萬歲的意思不言而喻,他是要親自批閱奏章啊。
他魏忠賢能有今日地位,其中一個很大的原因就是掌握了批紅的權力,所以連內閣都要看他的臉色行事。
不然的話,什麼事都別想辦成,甚至還要遭受他魏忠賢的陷害報復,輕則丟官回家,重則抄家滅門。
現在萬歲要收回這個權力,怎能不讓他震驚?
一旁的客巴巴也知道事關重大,臉色頓時難看不已。
先是疏遠自己,現在又要收回忠賢手中的批紅大權,萬歲這究竟是想幹什麼?難道又是太祖的意思?
“既然萬歲見到了太祖,太祖很可能給了他什麼建議。”
“朱元璋啊朱元璋,你都死兩百多年了,還陰魂不散。兒孫自有兒孫福,你管得太寬了。”
魏忠賢暗恨,本能的認為天啟的改變都是朱元璋造成的,不然的話,這毛頭小子還不被他魏公公輕鬆拿捏?
魏忠賢再也坐不住了,立即起身對客巴巴道:“咱家親自給萬歲送去,咱家倒要看看,太祖陛下究竟給咱們的萬歲爺出了什麼高招。”
回到萬歲山東北面的司禮監后,掌印太監王體乾已經等候多時。
掌印太監理應是十二監的一把手,但是司禮監的大權卻偏偏掌握在魏忠賢這個二把手的秉筆太監手裏,連王體乾都得唯命是從。
因為他能坐上這個位置,全靠魏忠賢和客巴巴夫婦二人扶植起來的。
他們二人能讓他上去,同樣也能讓他下來,他焉敢不從命?
“王公公,有沒有哪個不開眼的詆毀咱家?”魏忠賢掃了一眼堆了一尺多高的奏章,淡淡的問道。

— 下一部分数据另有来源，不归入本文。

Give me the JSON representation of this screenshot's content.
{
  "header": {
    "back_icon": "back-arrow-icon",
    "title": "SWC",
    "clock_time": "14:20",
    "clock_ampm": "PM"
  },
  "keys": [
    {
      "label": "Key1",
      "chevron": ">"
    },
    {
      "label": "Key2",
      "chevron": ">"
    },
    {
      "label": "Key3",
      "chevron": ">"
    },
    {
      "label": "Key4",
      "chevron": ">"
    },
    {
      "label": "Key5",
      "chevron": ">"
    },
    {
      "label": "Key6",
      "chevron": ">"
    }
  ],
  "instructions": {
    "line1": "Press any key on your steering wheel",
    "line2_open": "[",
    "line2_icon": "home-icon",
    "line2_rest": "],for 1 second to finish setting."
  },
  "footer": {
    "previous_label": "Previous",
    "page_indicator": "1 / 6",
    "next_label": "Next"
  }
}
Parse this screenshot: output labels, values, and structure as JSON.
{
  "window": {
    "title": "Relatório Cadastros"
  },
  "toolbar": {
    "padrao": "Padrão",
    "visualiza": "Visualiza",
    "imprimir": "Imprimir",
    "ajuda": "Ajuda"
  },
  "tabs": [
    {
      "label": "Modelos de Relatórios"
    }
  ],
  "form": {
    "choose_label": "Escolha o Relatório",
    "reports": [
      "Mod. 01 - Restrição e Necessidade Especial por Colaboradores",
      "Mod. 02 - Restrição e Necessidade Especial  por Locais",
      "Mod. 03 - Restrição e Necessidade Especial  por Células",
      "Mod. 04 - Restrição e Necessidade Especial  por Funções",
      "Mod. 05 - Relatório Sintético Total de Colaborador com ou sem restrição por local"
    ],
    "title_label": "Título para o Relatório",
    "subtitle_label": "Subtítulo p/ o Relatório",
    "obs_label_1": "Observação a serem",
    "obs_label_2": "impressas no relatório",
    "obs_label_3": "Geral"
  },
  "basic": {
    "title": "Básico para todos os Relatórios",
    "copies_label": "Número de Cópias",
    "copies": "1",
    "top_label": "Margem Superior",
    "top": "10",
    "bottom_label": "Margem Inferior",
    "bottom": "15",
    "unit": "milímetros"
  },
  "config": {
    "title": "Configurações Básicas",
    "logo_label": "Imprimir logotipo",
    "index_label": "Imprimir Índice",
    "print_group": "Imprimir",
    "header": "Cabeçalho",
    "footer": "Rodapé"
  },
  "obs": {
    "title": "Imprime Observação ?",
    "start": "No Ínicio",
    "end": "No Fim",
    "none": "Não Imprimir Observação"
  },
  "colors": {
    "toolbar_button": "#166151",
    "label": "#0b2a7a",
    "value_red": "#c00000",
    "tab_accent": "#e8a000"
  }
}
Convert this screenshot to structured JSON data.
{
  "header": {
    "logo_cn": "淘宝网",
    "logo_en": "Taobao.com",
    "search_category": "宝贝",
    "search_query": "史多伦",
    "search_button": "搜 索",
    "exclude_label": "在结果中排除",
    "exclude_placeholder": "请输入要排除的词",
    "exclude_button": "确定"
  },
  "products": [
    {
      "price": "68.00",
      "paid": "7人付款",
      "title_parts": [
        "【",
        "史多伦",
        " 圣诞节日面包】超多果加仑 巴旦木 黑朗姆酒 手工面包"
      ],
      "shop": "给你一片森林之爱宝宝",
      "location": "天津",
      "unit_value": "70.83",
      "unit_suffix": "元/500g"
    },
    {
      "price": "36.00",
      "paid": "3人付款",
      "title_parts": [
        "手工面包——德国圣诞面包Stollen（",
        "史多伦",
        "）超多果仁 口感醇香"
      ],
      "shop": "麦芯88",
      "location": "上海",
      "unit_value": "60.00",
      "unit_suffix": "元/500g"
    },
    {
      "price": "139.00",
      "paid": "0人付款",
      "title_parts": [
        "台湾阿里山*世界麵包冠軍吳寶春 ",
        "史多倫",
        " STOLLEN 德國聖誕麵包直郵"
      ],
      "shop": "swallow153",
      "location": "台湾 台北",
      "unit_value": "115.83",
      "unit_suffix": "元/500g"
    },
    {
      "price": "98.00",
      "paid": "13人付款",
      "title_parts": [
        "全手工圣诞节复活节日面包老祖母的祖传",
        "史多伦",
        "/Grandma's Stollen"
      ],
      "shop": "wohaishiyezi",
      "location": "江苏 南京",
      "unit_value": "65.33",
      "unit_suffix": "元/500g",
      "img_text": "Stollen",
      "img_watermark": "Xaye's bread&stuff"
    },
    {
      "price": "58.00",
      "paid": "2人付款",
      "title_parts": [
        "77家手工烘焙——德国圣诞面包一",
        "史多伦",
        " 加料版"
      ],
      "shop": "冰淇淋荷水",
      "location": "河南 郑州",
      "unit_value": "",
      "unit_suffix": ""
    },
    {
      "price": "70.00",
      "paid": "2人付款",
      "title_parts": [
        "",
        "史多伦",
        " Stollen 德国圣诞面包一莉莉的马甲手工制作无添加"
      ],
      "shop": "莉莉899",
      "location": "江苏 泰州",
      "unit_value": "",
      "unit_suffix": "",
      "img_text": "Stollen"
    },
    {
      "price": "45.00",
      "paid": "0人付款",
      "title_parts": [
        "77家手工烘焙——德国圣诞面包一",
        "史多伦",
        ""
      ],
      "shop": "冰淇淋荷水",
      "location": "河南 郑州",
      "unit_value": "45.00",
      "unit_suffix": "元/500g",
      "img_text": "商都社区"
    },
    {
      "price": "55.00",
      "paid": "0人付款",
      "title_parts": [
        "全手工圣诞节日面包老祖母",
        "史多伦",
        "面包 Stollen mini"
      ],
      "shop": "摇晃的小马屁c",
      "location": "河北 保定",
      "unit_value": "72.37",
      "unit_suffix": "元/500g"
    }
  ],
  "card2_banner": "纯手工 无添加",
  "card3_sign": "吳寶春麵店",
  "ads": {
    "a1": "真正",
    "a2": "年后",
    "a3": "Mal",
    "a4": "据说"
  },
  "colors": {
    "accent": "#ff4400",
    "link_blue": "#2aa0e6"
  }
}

王體乾連忙回道:“回千歲爺,沒有哪個不長眼的敢在這個時候詆毀你,不過,卻有幾本隱諱的指出錦衣衛辦的幾件案子有所錯漏,希望能重新審理。”
說罷,便將那幾本單獨放在一邊的奏章拿過來。
魏忠賢是個半路出家的太監,進宮時已經二十幾歲了,沒有進行過系統學習,是個文盲,大字不識一個。
所以每日批閱奏章,都是別人先念給他聽,然後他再發表意見,讓人代筆批紅。
魏忠賢直接走到一旁的太師椅坐下,淡淡的道:“讀來聽聽。”
“是,千歲爺。”
閉目養神的聽完,魏忠賢的手指輕敲着桌面,突然動作一停的道:“不用扣下了,直接放進去吧,就放最上面。”
他此舉自然是有所用意,就是想藉機看看,萬歲究竟是何態度。